No se parece en nada.
No hay herencia en la risa.
No hay marcas en la boca ni en el filo del grito.
Tal vez sea el impulso a la batalla,
este gesto suicida de escribir con el cuerpo,
de entreabrir las pupilas para mirar lo oscuro.
No hay certeza en la estirpe.
No hay parecido fiel.
Todos los rastros caen extintos hacia el agua.
Y aun así no puedo desgajarlo de mis huesos.
Quizá este laberinto nos conozca,
su silueta no es el camino
pero se cruza con todas las treguas de tu miedo.
En esa hora que nos muerde juntos.
En la marca del látigo que dibuja unos labios
tras la casa sin besos del futuro.
En la tierra y la cama que no existen.
En el nombre Soledad que nos domina.
Este rostro es un hueco
donde cada maleficio hace una marca,
un ojo atravesado por todo lo que mira.
Y aun así no puede descifrarse semejanza
pues todo lo que resta es raza del olvido.
Iluminaciones
No hay nada que temer,
todas las batallas son deudas de locura.
Nada me asusta ahora.
Me doblo en 10.000 trozos de párpados abiertos
y cada uno vuelve como un ojo nuevo y combativo.
Nadie puede dañarme
hoy que no hay nadie sujetando mis manos.
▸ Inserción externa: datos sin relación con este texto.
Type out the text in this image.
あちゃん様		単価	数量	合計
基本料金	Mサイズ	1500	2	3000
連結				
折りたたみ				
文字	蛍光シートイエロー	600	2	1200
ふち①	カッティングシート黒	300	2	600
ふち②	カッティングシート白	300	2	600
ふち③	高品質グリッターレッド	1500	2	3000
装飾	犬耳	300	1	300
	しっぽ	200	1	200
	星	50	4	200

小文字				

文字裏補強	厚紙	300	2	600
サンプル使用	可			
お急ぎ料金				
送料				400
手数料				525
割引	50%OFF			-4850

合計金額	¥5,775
El miedo es una casa de ventanas gigantes
y a lo lejos mi cuerpo sigue ardiendo,
mueble manchado por los juegos de la furia.
Nada me asusta ahora.
Nadie me conoce tanto.
Cada pieza perdida se hace semilla de mi sombra
girando bajo el peso de la tierra,
amando sobre techos enlodados,
descifrando imposibles en un solo destello,
un solo golpe húmedo,
un instante en que conviven
las horas y los sitios de mi muerte.
Doble en la mirada
Digo tu nombre
y es otra mujer subiendo por tu espalda,
desatando el turbante de sus manos,
desnudando el sutil puño de tu sexo.
Hurga debajo de tus ojos,
quizá ahí su cuerpo se confunde,
sus huesos se asemejan
y en sus talones se oye el simple itinerario de mi fuga.
Deja ya de mirarme sin sospechas.
Es mi peso el que pesa en su garganta,
deseo que busca una palabra apenas hecha rastro,
un guiño que delate su inútil estrategia
de espejo hecho pedazos.
Me miras con un breve gesto de locura
preñado de minutos hasta el cuello,
y no la ves aquí,
jinete de esta zarpa que me guía,
caricia que me va rompiendo el cuerpo
en otro cuerpo agazapado.
La furia
Hay momentos de furia.
Simplemente hay momentos en que la piel se quema,
en los ojos hay rastros de cometas cayendo
y la voz es un puño que destruye miradas
donde cada palabra es un golpe brillante.
Hay momentos que invaden la niñez de mis huesos
hechos larvas de fuego,
cuando el mar se ha empozado entre mis manos
silbando como un ojo que conoce la muerte.
Hay momentos que son una guerra entre el cuerpo,
el pecho se nos abre como una flor con ríos
y nuestro doble avanza más allá de su sombra
amenazando todas las puertas que se cierran.
Trazurándonos
Paralelos como los demonios.
Ojo contra ojo enmohecido de furia
garabateando sangre en la pupila
hasta saber un trazo de la muerte.
Erizos los dos puños.
Árboles quemados entre el cuerpo.
Los minutos que se van callando a gotas
para que nadie pase,
para que cada tajo se haga cuerpo en mi cuerpo,
palabra desgajada en el poema.
Trazurados los dos como metales viejos:
uno contra otro repetido y repitiéndose.